The U.S Dollar declined Tuesday, pushing the currency to the lowest level in a year and reversing earlier gains versus major counterparts after a pair of economic reports said U.S Retail Sales and Producer Prices rose more than economists expected, encouraging speculation that the economy is reviving.
As the global recovery continues, and risk diversification takes place, traders could see the U.S. Dollar remain under pressure for the upcoming months. Against the Japanese yen the Dollar also gave up earlier gains to trade at 91.07 yen, little changed from 91.02 yen late Monday.

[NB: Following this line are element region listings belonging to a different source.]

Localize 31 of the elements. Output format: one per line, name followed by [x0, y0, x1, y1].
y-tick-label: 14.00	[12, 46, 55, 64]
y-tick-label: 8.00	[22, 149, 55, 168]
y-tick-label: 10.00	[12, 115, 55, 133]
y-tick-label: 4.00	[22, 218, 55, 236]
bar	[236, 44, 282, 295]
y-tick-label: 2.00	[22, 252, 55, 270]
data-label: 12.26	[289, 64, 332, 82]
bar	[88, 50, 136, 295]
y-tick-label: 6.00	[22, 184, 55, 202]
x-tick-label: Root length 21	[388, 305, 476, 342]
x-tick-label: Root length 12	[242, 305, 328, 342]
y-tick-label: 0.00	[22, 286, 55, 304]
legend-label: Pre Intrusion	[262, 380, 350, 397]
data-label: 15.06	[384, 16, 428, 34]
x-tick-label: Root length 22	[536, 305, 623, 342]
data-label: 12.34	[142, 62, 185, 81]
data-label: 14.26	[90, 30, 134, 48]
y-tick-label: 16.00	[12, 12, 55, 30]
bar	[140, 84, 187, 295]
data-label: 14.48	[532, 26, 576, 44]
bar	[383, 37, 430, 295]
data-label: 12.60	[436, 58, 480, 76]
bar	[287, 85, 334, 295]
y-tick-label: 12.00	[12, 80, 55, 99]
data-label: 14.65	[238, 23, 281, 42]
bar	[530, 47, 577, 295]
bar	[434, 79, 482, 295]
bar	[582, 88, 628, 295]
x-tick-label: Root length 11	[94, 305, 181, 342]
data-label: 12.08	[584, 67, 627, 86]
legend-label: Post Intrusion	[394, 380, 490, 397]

The greenback was also undermined by gains in global stock markets, which reduced the USD appeal as a safe haven. For months, the greenback has tended to move in the opposite direction as equities as investors' willingness to buy riskier assets fluctuates. That trend has shown signs of diminishing in the past month or so, and resuming its more traditional correlation to economic data.
Traders have sold the U.S. currency heavily so far this month as optimism about a global economic recovery diminished safe-haven demand. The prospect of low U.S. yields and concerns about the widening U.S. fiscal deficit fueled Dollar selling.
Today in focus will be a slew of U.S. data to be released later in the day. The U.S. consumer price index (CPI) for August, 2nd quarter current account data, August industrial production numbers and September NAHB housing data are all due.